My initial instincts for an IDE was to just use Zend Studio, as my understanding was that it was considered where it's at as far as PHP dev environments go. Then Andrew Myers recommended Netbeans, and I also googled around to see what else was on offer.


Most of what I found was just people going "[name of IDE] is best", without any sort of qualification of why it's the best. Basically I think they are more often than not confusing "best" with "their favourite" which is not the same thing at all, and not any sort of yardstick for anyone else to use. However Netbeans did keep coming up over and over again, which was interesting. More often than Zend, too.

Other offerings which were mentioned favourably were Aptana and DreamWeaver, but I have discounted those options.
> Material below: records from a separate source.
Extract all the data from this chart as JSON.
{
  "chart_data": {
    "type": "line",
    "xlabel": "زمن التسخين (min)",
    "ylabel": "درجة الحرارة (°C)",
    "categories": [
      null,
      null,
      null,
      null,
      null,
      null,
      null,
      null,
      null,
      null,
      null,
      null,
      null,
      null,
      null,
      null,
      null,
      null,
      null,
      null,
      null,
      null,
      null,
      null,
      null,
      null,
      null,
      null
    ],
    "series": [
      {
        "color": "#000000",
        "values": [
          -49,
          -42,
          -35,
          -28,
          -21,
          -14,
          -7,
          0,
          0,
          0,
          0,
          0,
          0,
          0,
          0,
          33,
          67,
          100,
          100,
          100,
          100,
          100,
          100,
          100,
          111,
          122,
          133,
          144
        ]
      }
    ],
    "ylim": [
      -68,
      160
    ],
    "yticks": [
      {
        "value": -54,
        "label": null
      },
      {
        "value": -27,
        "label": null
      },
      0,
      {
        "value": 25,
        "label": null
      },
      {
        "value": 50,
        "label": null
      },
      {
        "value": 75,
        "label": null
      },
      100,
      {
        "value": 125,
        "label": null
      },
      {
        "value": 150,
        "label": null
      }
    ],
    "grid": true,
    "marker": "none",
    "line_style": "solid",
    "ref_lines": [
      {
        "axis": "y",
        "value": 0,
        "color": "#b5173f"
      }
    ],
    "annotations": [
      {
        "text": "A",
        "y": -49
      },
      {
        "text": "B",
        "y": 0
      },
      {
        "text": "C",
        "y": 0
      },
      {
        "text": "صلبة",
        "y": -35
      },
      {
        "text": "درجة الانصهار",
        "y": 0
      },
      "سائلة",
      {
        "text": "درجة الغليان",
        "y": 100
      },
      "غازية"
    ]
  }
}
Firstly if I'm gonna use an Eclipse plug-in (ie: Aptana), then I'm not going to use one that is primarily for HTML/CSS which also happens to do PHP; I'm gonna pick one that's specifically for PHP (eg: Zend). I discounted DW because I'd have to pay for it. And I used DW years ago and disliked it. It's come a long way since then, but I don't really care.

There were stacks of other options mentioned by people, but life's too short to go through all of them so I just shrugged.

Then I found an objective-seeming comparison of PHP IDEs / editors, which scored various options and seemed to be a fairly disempassioned assessment. It mentioned Netbeans more often more favourably than the others, so that has me slightly swayed.

One consideration I have is that I've been using Eclipse for years, and I really like it. And Zend is based on Eclipse. And I already had it downloaded and installed (after y/day's coding) as that's what I figured I'd be using.

But now I think I will leave Zend sitting in the background, and give Netbeans a go. I'm just installing it now, but will have to do it smartly as I need to start heading to the Belgian beer cafe (PDF) down on the waterfront to have lunch with some mates.

Andrew, I will blame you if I don't like it. And will claim back those beers I owe you ;-) (not really).